Lecture de Nicolas Couchepin à la librairie Albert le Grand de Fribourg. Dans l’attente du bon vouloir de l’auteur, personnes debout parmi des chaises, empruntées et gentilles. A mon côté une dame parle de mon livre 45–12 exposé sur une table près de l’entrée. Nous prenons place sur deux chaises voisines. Elle pointe un doigt sur moi.
- Mais tu es… Oui… Je suis… Enfin…
Nadine Mabille, grande amie de jeunesse de ma mère, écrivain et marraine de mon frère, dont l’expression est chaotique:
- Alors ça… Sais-tu… Je peux te tutoyer? Oui, mais bien sûr, justement je disais, tu as écrit un livre je crois, je disais à Jean-François, tu connais Jean-François? Et tu habites.… Attend que je me souvienne… Mais tu sais, nous ne sommes pas du tout en froid avec ta maman.
Un homme se penche, tend un main dubitative.
- Je suis Jean-François.
Lorsque j’étais balayeur à Lausanne, en 1985, j’habitais à Valmont, généreusement hébergé par Nadine et Jean-François.
- Je sais, nous nous connaissons.
Jean-François serre un peu plus fort ma main.
Mais voilà l’auteur. Massif, portant chapeau de feutre et foulard artiste, parlant un français impeccable avec l’accent jurassien, aussitôt sympathique. C’est d’ailleurs, je m’en aperçois alors, ce qui m’amène. Cette sympathie que j’ai ressenti lorsque je l’ai croisé pour la première fois, il y a quelques semaine, lors de la remise du prix du Roman des Romands. Sympathie toute abstraite, déduite d’une idée fausse: un accent non châtié comme celui-là annonce une écriture franche.

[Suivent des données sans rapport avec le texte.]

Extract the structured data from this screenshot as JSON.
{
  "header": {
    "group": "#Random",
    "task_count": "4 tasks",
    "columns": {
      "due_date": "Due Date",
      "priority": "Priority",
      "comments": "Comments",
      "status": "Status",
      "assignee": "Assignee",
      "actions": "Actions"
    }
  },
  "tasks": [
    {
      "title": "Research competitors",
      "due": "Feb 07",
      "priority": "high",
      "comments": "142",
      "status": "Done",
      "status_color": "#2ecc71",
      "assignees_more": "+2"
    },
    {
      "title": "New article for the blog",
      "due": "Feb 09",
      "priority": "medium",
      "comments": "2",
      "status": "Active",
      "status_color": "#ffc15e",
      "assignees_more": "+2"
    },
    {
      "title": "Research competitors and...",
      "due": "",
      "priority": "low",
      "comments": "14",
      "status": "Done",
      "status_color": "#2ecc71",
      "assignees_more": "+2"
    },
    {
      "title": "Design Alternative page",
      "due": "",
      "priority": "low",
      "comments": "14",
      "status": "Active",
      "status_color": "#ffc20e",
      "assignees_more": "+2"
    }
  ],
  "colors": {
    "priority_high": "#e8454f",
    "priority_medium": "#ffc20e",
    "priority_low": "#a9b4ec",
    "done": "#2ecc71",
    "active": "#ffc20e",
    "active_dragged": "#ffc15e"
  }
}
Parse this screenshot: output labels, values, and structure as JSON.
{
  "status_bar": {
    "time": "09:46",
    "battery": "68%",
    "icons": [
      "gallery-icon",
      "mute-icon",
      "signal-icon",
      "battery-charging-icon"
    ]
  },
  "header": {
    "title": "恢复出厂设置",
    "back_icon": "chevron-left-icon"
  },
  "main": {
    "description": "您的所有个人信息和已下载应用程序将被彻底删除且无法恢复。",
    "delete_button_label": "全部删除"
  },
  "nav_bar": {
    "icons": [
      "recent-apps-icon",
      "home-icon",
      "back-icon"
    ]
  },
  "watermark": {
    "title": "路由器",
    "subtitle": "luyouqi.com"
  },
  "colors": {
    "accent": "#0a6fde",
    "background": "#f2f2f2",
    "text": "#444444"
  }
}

Nicolas Couchepin ramasse sur le haut de la pile qui nous fait face un volume de son roman Les Mensch, dit quelques mots d’introduction, lit et lit bien. Lorsque s’assourdissent les applaudissements un silence inspiré saisit l’auditoire. Certains roulent des yeux d’autres tournent la langue dans leur bouche. Puis viennent les compliments. Une dame, une autre, un monsieur.
- Ce qui est fascinant, c’est que tu as tellement bien su rendre ces personnages, on croirait les toucher, on les croirait vivants, c’est merveilleux.
Et le monsieur.
- Je crois que cette dame a tout dit, il est vrai que c’est tellement parlant, on sent si bien les personnages.
Et un autre dame.
- Je l’ai lu et cette histoire de.… Enfin, je ne veux pas vous révéler la fin de l’histoire, seulement vous dire que je suis tellement d’accord. Je me demande comment tu as fais pour te mettre dans la peau de ces personnages qui…
- Oui, tout à fait, il sont là, ils sont…
Est-ce un club de romanciers? Une association de psychologues? Un club de tricot peut-être? Ou un atelier de rencontre, ça doit être ça.